Ecology of diatom and bacterial assemblages in water associated with melting summer sea ice in the Weddell Sea, Antarctica
The fate of ice biota released via meltwater into pools of seawater trapped between melting ice floes (crack pools) was followed in late January in the southern Weddell Sea. Low salinity crack pools shared the following features: nitrate exhaustion, high pH and POC/PON ratios, high bacterial biomass composed of large cells, and a dense algal assemblage dominated to over 90% by only two diatom species. It is suggested that this “climax stage” evolved from a nutrient rich, moderate biomass situation prevailing in high salinity crack pools, and is representative of summer succession of sea ice biota. “Overflow” production following nitrate exhaustion by the algae resulted in internal (lipid) and external (presumably mucus) carbon pools.
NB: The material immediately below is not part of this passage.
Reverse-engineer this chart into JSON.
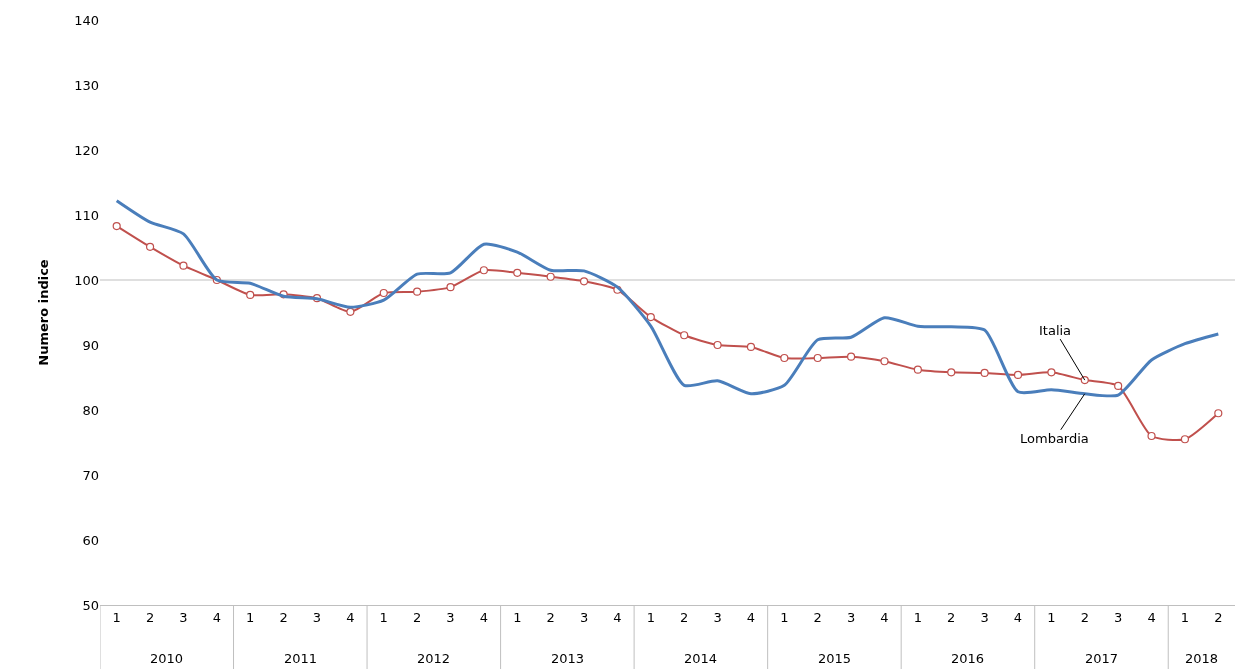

The latter must fuel bacterial biomass build-up, as algal mortality appeared to be low. The large algal and bacterial stocks point to low grazing pressure exerted by phagotrophic protists, presumably due to poor food quality (e.g. high C/N ratios) and/or excessive mucus production. It is concluded that environmental selection of the abundant ice algal species occurs under conditions prevailing in the disintegrating ice cover during summer, which differ drastically from those generally referred to as characteristic of the sea ice habitat at large (a combination of low temperature, low light and high salinity).(Received July 8 1995)
(Accepted December 14 1995)
Key Words: grazing; ecology; physiology; nutrient limitation; sea ice algae; sea ice bacteria.